A team of researchers from Rockefeller University has discovered a new class of antibiotics — and they found it in soil bacteria.
In 1928, a rather absent-minded scientist called Alexander Fleming returned from a summer vacation in Scotland to find a messy workbench — and a good deal more. Dr. Fleming found that a mold called Penicillium notatum had contaminated his Petri dishes, which were filled with colonies of Staphylococcus aureus. He noted that where the mold had taken over, it prevented the normal growth of the staphylococci. This paved the way for the discovery of Penicillin, the world’s first synthetic antibiotic.

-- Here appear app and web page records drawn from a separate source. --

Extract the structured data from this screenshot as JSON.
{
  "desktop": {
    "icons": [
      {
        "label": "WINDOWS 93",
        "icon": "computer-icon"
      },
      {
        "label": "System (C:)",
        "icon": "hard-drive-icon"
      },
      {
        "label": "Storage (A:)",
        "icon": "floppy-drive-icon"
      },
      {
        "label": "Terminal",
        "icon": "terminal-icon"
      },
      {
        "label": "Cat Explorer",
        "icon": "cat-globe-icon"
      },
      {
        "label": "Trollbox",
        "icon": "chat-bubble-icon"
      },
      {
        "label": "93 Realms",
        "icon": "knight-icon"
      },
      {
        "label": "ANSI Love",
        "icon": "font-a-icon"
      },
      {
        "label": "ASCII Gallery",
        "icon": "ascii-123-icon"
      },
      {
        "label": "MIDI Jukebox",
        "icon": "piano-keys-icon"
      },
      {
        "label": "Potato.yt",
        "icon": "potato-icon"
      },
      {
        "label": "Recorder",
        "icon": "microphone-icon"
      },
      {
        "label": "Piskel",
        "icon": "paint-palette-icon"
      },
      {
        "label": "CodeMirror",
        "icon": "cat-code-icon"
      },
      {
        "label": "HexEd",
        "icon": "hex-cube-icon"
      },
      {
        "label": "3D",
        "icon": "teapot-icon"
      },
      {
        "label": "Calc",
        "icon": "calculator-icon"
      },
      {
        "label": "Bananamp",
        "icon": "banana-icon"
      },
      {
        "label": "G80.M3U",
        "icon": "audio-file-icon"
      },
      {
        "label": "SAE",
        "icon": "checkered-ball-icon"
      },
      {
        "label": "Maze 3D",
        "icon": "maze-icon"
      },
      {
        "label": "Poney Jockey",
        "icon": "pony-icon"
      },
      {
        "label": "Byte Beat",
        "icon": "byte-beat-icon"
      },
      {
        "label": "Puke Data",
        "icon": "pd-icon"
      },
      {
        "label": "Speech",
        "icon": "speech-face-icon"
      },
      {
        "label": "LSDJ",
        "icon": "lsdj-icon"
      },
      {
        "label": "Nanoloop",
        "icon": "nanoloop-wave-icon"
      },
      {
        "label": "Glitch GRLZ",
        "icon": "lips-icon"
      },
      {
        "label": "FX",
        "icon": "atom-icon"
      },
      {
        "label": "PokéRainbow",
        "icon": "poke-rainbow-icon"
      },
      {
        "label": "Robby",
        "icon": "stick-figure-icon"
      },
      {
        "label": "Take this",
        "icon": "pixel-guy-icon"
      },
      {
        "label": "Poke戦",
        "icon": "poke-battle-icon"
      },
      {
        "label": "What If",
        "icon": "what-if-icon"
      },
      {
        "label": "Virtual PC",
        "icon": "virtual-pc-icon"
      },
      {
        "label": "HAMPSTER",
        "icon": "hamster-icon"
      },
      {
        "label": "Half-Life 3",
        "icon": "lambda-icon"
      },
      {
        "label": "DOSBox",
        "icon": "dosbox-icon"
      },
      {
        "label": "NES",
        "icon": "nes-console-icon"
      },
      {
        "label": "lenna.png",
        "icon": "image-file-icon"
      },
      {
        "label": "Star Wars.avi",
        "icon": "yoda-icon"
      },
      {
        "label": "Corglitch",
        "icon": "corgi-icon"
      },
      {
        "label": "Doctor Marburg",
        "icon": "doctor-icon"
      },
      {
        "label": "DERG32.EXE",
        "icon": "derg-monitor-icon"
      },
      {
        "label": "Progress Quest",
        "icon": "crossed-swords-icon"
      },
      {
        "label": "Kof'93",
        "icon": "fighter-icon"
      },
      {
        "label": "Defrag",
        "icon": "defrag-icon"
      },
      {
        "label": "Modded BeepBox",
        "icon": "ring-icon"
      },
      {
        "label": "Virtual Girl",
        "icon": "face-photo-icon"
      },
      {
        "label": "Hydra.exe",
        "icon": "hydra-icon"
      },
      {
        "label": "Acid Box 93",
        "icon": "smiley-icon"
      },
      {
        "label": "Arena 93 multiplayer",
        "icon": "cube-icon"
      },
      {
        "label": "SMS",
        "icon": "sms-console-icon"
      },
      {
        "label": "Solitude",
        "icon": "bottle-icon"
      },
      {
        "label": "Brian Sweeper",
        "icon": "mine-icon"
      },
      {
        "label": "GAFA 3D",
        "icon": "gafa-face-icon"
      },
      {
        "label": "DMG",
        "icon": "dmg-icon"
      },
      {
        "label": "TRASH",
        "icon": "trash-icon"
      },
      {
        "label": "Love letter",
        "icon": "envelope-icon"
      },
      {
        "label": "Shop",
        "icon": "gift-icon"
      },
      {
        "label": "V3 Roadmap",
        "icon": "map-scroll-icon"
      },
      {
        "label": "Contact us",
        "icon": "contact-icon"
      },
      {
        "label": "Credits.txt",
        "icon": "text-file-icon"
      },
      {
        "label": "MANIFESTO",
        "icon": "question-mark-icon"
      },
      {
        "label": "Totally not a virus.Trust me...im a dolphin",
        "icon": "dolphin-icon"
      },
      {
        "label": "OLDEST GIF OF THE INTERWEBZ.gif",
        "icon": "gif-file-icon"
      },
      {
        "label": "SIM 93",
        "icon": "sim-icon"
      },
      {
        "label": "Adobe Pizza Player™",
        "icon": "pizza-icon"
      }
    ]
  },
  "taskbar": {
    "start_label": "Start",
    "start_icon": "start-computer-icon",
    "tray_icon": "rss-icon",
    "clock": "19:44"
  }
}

Antibiotics changed the world and ushered in a new age of medicine, opening the door for the treatment and prevention of numerous bacterial infections. But recently, antibiotics have been struggling to keep up. Antibiotic resistance is peaking around the world, and it’s becoming a massive threat — one which, according to the World Health Organization, we’re not prepared to deal with yet. There are several things we, as a society, need to do to tackle this problem, but one method — the brute force approach — is to discover new antibiotics to which pathogens haven’t adapted to yet.
In this aspect, microbiologist Sean Brady thinks it’s time to switch tactics. Instead of growing new antibiotics in the lab, he wants to find them out in the field — in this case, quite literally.

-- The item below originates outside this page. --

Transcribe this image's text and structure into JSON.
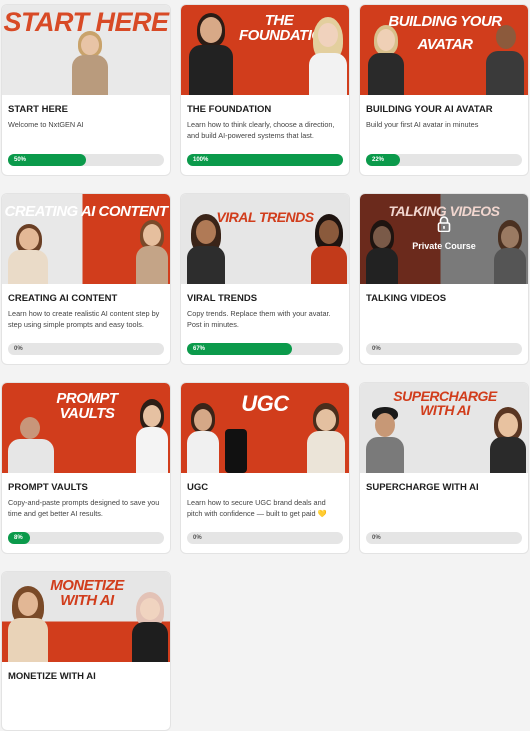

Brady and his colleagues extracted over a thousand soil samples from U.S. soils, sequencing bacterial DNA and looking for potential antibiotics. They struck gold.
“Every place you step, there’s 10,000 bacteria, most of which we’ve never seen,” said Brady, an associate professor at Rockefeller University in New York. “Our idea is, there’s this reservoir of antibiotics out in the environment we haven’t accessed yet,” he added.
In a study referenced below, he and his colleagues describe the discovery of a set of genes that produce malacidins, a new family of antibiotics. Malacidins are a class of antibiotics found in soil microbiomes but not reported in microbiological culture-based studies. Malacidins work in a different way than most antibiotics: they use calcium to disrupt bacterial cell walls, a mechanism to which microorganisms don’t seem to develop resistance.
To test how these antibiotics work, they tested samples on rats with induced MRSA skin infections, reporting that the new antibiotics successfully defeated the dreaded MRSA. Scientists don’t really know what cells produce the antibiotic, but then again, they don’t need to — they have something just as good: the genetic blueprint for building it. The only problem now, Brady says, is to scale it.
Of course, we won’t see this antibiotic on the shelves tomorrow. More trials are still required to better assess the efficacy and safety of the treatment for humans.
Journal Reference: Bradley M. Hover et al. Culture-independent discovery of the malacidins as calcium-dependent antibiotics with activity against multidrug-resistant Gram-positive pathogens.